Trying to Save the Industry Billions

In 2002, Roger Clark, President of the International Commission on Radiological Protection (ICRP), warned in the Bulletin of the Atomic Scientists that “Some people think that too much money is being spent to achieve low levels of residual contamination.” They want, “a threshold in the dose-response relationship in order to reduce expenditure,” Clark said.

As Science reported in 1999, “Billions of dollars are at stake. Stricter standards could increase the amount that agencies and industries must spend to clean up radioactive waste and protect workers.” In June 2015, a landmark international study reported in The Lancet Haematologypresented “strong evidence of positive associations between protracted low-dose radiation exposure and leukemia.” The journal Naturesaid of the study: “The finding … scuppers the popular idea that there might be a threshold dose below which radiation is harmless — and provides scientists with some hard numbers to quantify the risks of everyday exposures.”

Now, as with climate change deniers and tobacco hucksters, fringe scientists are singing the de-regulation song that Trump’s industrialists wants to hear.
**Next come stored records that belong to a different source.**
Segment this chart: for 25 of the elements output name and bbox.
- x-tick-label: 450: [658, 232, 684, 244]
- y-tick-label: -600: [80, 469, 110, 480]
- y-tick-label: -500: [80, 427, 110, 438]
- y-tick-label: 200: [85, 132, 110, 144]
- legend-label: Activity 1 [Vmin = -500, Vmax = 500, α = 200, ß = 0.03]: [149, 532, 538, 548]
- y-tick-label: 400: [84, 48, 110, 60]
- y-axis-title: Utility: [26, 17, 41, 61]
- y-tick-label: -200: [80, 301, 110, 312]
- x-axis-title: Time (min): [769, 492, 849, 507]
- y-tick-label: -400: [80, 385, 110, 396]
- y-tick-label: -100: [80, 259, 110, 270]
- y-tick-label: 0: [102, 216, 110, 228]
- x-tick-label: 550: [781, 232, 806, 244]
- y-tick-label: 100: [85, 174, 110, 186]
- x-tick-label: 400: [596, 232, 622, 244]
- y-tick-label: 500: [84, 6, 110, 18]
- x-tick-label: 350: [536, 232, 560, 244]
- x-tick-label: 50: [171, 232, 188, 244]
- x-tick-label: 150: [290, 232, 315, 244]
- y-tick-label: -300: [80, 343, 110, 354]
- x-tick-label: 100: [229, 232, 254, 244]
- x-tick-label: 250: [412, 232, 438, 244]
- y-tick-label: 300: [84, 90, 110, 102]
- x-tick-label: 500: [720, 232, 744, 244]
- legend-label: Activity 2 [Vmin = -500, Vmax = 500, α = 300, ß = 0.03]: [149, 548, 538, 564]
If weakened radiation exposure limits are approved by Congress, the nuclear industry will save billions and its profit margins could grow as fast as lung tumors.

The public and the scientific community must fight back. There is no safe level of exposure to ionizing radiation. Even the smallest radiation exposures have cellular-level effects. The EPA website has said for years: “Based on current scientific evidence, any exposure to radiation can be harmful (or can increase the risk of cancer)… In other words, it is assumed that no radiation exposure is completely risk free.” Every US government agency that regulates radiation releases or its medical use makes the same warning — based on BEIR-VII (BEIR-VI, BEIR-V, etc.) In 1989, the National Academy’s BEIR-V quadrupledthe risk of cancer from low-dose radiation exposures, and warned explicitly about “a much greater danger” of mental retardation among babies exposed in the womb to radiation.

An under-reported concern about radiation is the fact that internal contamination is far more dangerous than the same exposure outside the body.

In Oct. 2004, the British government’s Committee Examining Radiation Risks of Internal Emitters reported that low-level radiation from nuclear reactors may be up to 10 times more hazardous when ingested or inhaled than previously estimated. Dr. Chris Busby, the Scientific Secretary of the European Committee on Radiation Risk, compares the two harms this way: “Externally, think of exposure like being warmed before a glowing fireplace. Internally, think of taking a hot coal from that fire and popping it into your mouth.”

When radioactive materials are vented, dumped or leaked, they contaminate soil, water, rainfall and food, and they can then be inhaled or ingested. Some persist in the environment for centuries. Tritium (radioactive hydrogen) is released to the air and to bodies of water by reactors and nuclear wastes. It persists for 120 years. Dr. Gordon Edwards of the Canadian Coalition for Nuclear Responsibility wrote Sept. 30 that, “Tritium gets built right into the body’s organic molecules, including DNA molecules. Precisely because tritium is so difficult to control, and so easily dispersed into the air and the water around nuclear facilities, industry experts advocate for lax standards and permissive practices regarding release.”

Dozens of studies indicate that low doses of radiation given over long periods of time are far more dangerous than the industry and the government claim. Infant mortality rates and childhood leukemia rates both increase in areas downwind from operating reactors. By 1999, the government finally admitted that radiation exposures endured for years by nuclear weapons workers had made them sick, contrary to decades of repeated assurances that the doses were harmless.

We all have a responsibility to reject Trump’s nuclear bailout which would expose everyone to more radiation, and instead to demand a robust strengthening of radiation protection regulations particularly with respect to infants and children.